6. **CPU %** — line. `process.cpu.usage` and `system.cpu.usage`.
7. **GC pause p99 + max** — `jvm.gc.pause` with statistic `max`, grouped by `tags['cause']`.
8. **Thread count** — `jvm.threads.live`, `jvm.threads.daemon`, `jvm.threads.peak`.
### Row: HTTP + DB
9. **HTTP p99 by URI** — use `http.server.requests` with `statistic='max'` as a rough p99 proxy, or `total_time/count` for mean. Group by `tags['uri']`. Filter `tags['outcome'] = 'SUCCESS'`.
10. **HTTP error rate** — count where `tags['status']` starts with `5`, divided by total.
11. **HikariCP pool saturation** — overlay `hikaricp.connections.active` and `hikaricp.connections.pending`. If `pending > 0` sustained, the pool is too small.
12. **Hikari acquire timeouts per minute** — delta of `hikaricp.connections.timeout`. Any non-zero rate is a red flag.
### Row: alerting (collapsible)
13. **Alerting instances by state** — `alerting_instances_total` stacked by `tags['state']`.

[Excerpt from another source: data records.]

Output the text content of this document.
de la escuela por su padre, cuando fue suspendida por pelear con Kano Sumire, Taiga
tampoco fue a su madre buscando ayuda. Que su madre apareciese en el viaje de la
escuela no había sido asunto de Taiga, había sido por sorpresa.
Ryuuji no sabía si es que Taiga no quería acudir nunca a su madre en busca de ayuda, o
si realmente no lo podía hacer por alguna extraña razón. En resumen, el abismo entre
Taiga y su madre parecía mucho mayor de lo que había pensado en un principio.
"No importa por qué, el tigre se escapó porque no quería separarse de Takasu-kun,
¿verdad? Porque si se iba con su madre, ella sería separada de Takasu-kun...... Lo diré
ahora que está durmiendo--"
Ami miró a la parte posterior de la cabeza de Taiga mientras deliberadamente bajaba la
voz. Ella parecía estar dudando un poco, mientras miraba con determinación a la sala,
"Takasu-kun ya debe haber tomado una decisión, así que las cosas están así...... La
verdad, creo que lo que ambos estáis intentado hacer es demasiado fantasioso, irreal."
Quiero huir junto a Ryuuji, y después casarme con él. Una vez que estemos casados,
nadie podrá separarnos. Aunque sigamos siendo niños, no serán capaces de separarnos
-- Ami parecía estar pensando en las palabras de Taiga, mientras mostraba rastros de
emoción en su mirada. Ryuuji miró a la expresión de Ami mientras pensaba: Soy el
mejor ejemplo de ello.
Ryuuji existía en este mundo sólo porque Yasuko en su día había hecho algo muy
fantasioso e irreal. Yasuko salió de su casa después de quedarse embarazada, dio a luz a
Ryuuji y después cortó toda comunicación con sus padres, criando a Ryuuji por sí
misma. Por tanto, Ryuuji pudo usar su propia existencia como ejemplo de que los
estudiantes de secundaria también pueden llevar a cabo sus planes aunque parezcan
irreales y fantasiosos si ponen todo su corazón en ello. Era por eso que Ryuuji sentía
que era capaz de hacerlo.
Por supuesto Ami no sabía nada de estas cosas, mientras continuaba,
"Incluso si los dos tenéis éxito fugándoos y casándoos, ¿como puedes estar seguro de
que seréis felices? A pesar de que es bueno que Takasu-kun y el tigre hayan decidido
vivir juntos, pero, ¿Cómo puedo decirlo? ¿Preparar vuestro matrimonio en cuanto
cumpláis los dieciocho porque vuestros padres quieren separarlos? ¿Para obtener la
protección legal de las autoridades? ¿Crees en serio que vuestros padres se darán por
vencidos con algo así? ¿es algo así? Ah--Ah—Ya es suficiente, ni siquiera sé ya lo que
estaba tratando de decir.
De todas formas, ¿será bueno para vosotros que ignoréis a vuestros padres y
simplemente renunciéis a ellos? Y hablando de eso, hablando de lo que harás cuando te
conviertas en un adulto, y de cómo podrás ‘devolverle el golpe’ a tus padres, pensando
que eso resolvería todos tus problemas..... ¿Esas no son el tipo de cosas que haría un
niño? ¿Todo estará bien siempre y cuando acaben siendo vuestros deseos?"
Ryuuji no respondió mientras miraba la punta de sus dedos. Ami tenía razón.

14. **Eval errors per minute by kind** — delta of `alerting_eval_errors_total` by `tags['kind']`.
15. **Webhook delivery p99** — `alerting_webhook_delivery_duration_seconds` with `statistic='max'`.
### Row: deployments (runtime-enabled only)

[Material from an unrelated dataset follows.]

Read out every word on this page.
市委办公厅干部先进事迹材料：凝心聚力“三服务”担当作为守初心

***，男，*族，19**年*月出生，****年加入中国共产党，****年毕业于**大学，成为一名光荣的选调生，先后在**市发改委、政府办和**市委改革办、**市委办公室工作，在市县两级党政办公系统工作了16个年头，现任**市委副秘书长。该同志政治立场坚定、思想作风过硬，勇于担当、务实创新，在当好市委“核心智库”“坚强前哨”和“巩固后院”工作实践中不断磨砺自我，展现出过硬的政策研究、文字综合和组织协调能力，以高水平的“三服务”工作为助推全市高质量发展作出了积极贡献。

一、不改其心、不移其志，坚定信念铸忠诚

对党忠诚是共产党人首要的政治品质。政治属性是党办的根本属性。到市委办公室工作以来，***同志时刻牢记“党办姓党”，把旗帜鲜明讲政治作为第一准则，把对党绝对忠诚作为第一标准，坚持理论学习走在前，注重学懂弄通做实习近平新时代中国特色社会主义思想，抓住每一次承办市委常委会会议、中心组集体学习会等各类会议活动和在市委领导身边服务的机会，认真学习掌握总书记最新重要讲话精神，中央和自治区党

16. **Deploy outcomes last 24 h** — counter delta of `cameleer.deployments.outcome` grouped by `tags['status']`.
17. **Deploy duration p99** — `cameleer.deployments.duration` with `statistic='max'` (or `total_time/count` for mean).
---
## Notes for the dashboard implementer
- **Always filter by `tenant_id`.** It's the first column in the sort key; queries that skip it scan the entire table.
- **Prefer predicate pushdown on `metric_name` + `statistic`.** Both are `LowCardinality`, so `metric_name = 'x' AND statistic = 'count'` is cheap.

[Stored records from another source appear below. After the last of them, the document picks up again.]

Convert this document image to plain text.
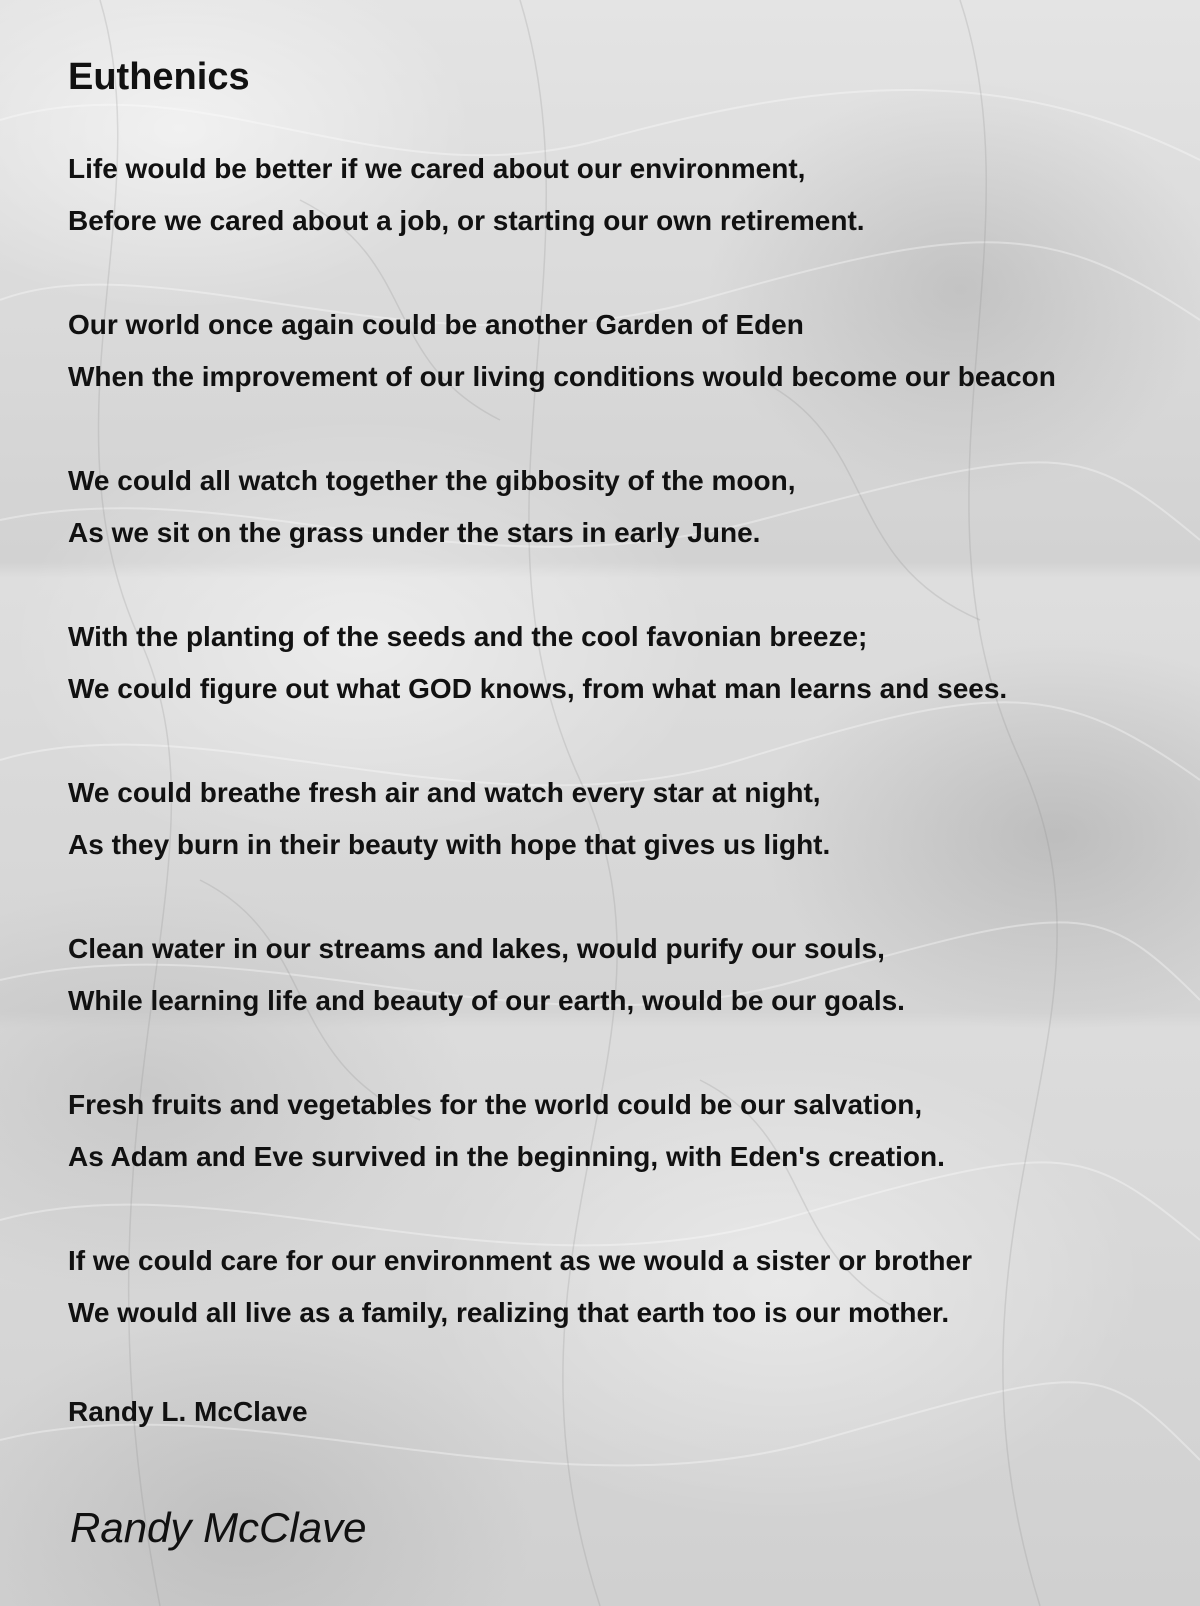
Euthenics
Life would be better if we cared about our environment,
Before we cared about a job, or starting our own retirement.
Our world once again could be another Garden of Eden
When the improvement of our living conditions would become our beacon
We could all watch together the gibbosity of the moon,
As we sit on the grass under the stars in early June.
With the planting of the seeds and the cool favonian breeze;
We could figure out what GOD knows, from what man learns and sees.
We could breathe fresh air and watch every star at night,
As they burn in their beauty with hope that gives us light.
Clean water in our streams and lakes, would purify our souls,
While learning life and beauty of our earth, would be our goals.
Fresh fruits and vegetables for the world could be our salvation,
As Adam and Eve survived in the beginning, with Eden's creation.
If we could care for our environment as we would a sister or brother
We would all live as a family, realizing that earth too is our mother.
Randy L. McClave
Randy McClave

- **Treat `server_instance_id` as a natural partition for counter math.** Never compute deltas across it — you'll get negative numbers on restart.
- **`total_time` vs `total`.** SimpleMeterRegistry and PrometheusMeterRegistry disagree on the tag value for Timer cumulative duration. The server uses PrometheusMeterRegistry in production, so expect `total_time`. Tests may write `total`. When in doubt, accept either.
- **Cardinality warning:** `http.server.requests` tags include `uri` and `status`. The server templates URIs, but if someone adds an endpoint that embeds a high-cardinality path segment without `@PathVariable`, you'll see explosion here. Monitor `count(DISTINCT concat(metric_name, toString(tags)))` and alert if it spikes.
- **The dashboard should be read-only.** No one writes into `server_metrics` except the server itself — there's no API to push or delete rows.
---
## Changelog
- 2026-04-23 — initial write. Write-only in v1 (no REST endpoint or admin page). Reach out to the server team before building a write-back path; we'd rather cut a proper API than have the dashboard hit ClickHouse directly forever.